Day 3 through the eyes and pen of Jason McCool – full post and photos on his own travel blog.
It’s hard to believe I’m already past Day 3 of the trip. Like the wind outside my stone hut, time is whipping by and it seems our 6pm rehearsal end time arrives approximately one hour after our 10am beginning. I arrived early and we picked up straight-away with our physical warm-ups from the previous day, including yoga poses, deep self-massaging (“find the poison points!”), and balance exercises, and today we added some vocal warmups led by Rachel.
What activities will they have in store for us today? Our first task is to assemble in groups of three and create staging for pages of text given to us by Tom. Sitting for a quick table-read with my partners Rachel and Chris, the language is already funny and cheeky and I’m loving the fact that though obviously there will be serious parts, we’re all getting the sense this show is going to be irreverent and entertaining. Since we’re allowed to use any location on the estate, we head outside and after a search, end up staging our text on the staircase of the main entrance to the estate. Our key word is “imagine” and we play with the idea of using the vast physical space in front of us, rushing from the field in three directions toward the “audience,” which we place on the top of the estate entryway. Given the lavish surroundings, the line “this once was a rundown parking lot” is a nice opposite. Our piece reminded me very much of assembling similar text-based pieces in Joy Zinoman’s Greek class years a few back. We start to build creative momentum, but only have a short time to finish our project in. The other two groups are funny and well-structured; one makes thrilling use of its location in a ladies room and the other deftly employs slapstick.

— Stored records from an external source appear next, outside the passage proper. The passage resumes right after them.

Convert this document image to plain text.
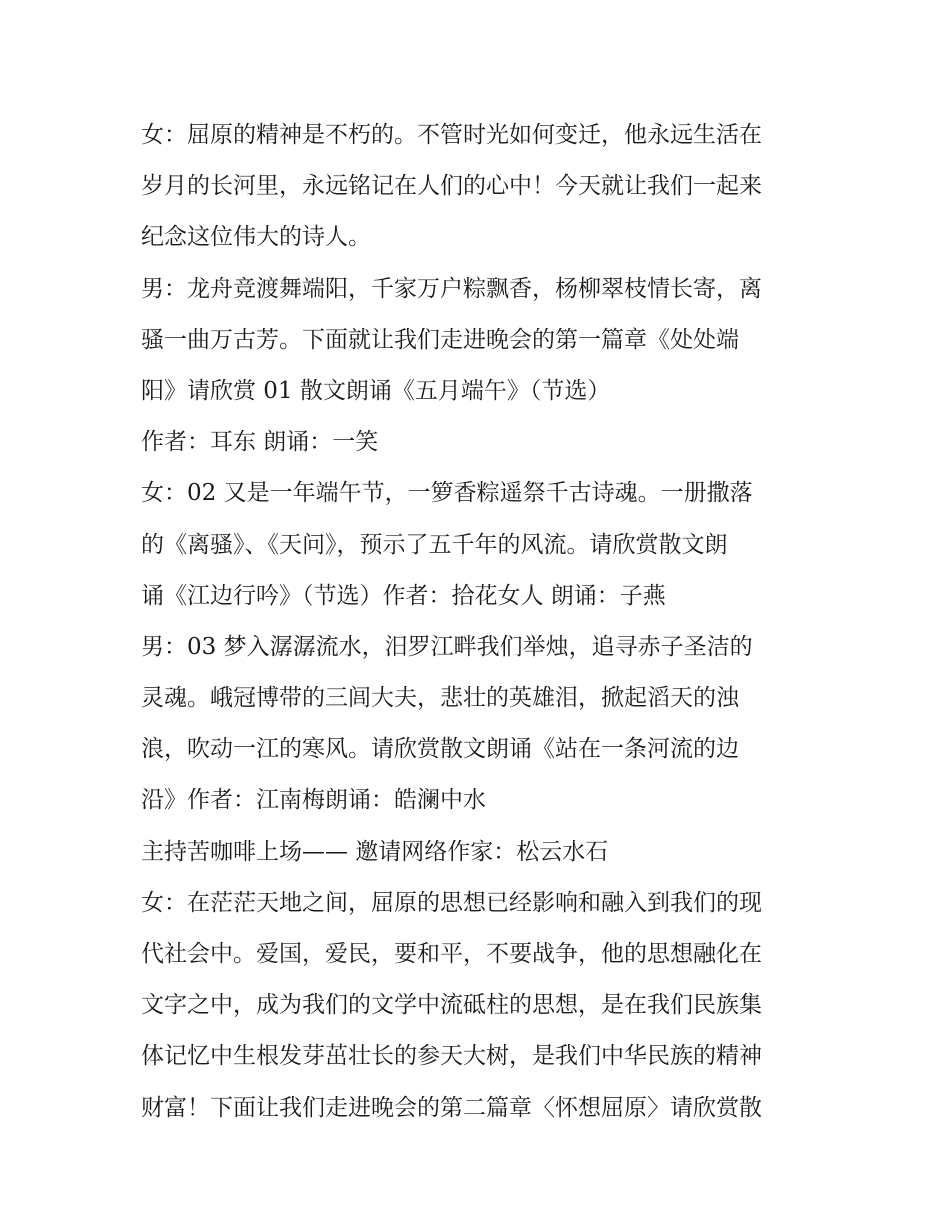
女：屈原的精神是不朽的。不管时光如何变迁，他永远生活在
岁月的长河里，永远铭记在人们的心中！今天就让我们一起来
纪念这位伟大的诗人。
男：龙舟竞渡舞端阳，千家万户粽飘香，杨柳翠枝情长寄，离
骚一曲万古芳。下面就让我们走进晚会的第一篇章《处处端
阳》请欣赏 01 散文朗诵《五月端午》（节选）
作者：耳东 朗诵：一笑
女：02 又是一年端午节，一箩香粽遥祭千古诗魂。一册撒落
的《离骚》、《天问》，预示了五千年的风流。请欣赏散文朗
诵《江边行吟》（节选）作者：拾花女人 朗诵：子燕
男：03 梦入潺潺流水，汨罗江畔我们举烛，追寻赤子圣洁的
灵魂。峨冠博带的三闾大夫，悲壮的英雄泪，掀起滔天的浊
浪，吹动一江的寒风。请欣赏散文朗诵《站在一条河流的边
沿》作者：江南梅朗诵：皓澜中水
主持苦咖啡上场—— 邀请网络作家：松云水石
女：在茫茫天地之间，屈原的思想已经影响和融入到我们的现
代社会中。爱国，爱民，要和平，不要战争，他的思想融化在
文字之中，成为我们的文学中流砥柱的思想，是在我们民族集
体记忆中生根发芽茁壮长的参天大树，是我们中华民族的精神
财富！下面让我们走进晚会的第二篇章〈怀想屈原〉请欣赏散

We continue with a group improvisation, exploring our own visions of what this piece might mean on an individual basis, then devolving into an all-out physical war between factions of the cast. (All in good fun, of course.) It’s cool to know that even if our impulses only generate a tiny portion of what eventually ends up in the piece, that it’s still our process this week which will help to set the tone; MJ would later refer to this as “spaghetti work” – throwing things up on the wall to see what sticks. (I should also state I’m learning a great deal about process-driven theater, which I hope will inform the OMG project we’re currently developing in DC!)
Next we’re given a video camera and split into groups to create short films which explore historical elements of the Swampoodle and the Uline Auditorium. Our piece centers on overcrowding; the other group creates a striking piece telling the story of anonymous census names through closeups of bare feet walking slowly by the camera. We then split off into other groups – a common question today was “who haven’t I worked with yet?” – and told to choose a photo for which we are to “recreate” a story of the moment preceding. Both groups pick domestic scenes ca. around 1910; the first group uses hilarious, Chaplinesque movement and finds some Duke Ellington to accompany, while our group “plays ourselves” before freezing in place uncomfortably for a good 90 seconds. (Long shutter speeds in those days, folks.) We end the day with music; two new groups are assigned texts (both giving poetic directions for areas of the Swampoodle, ca. the 1850s) for which we must compose and coordinate music. The first group lines up and bursts forth a tight, jig-like melody which ends up in a spritely round. When our group goes up, I make my debut in the Sean nos style of singing (or at least some version of it), improvising a melody in the flavor of the great singersI’ve been schooling myself on (it’s harder than it sounds!) and joined halfway through with a pub-style melody we came upon in the mere 10 minutes we had to assemble the piece. Have I mentioned how great it is to work alongside such talented, focused, and giving artists?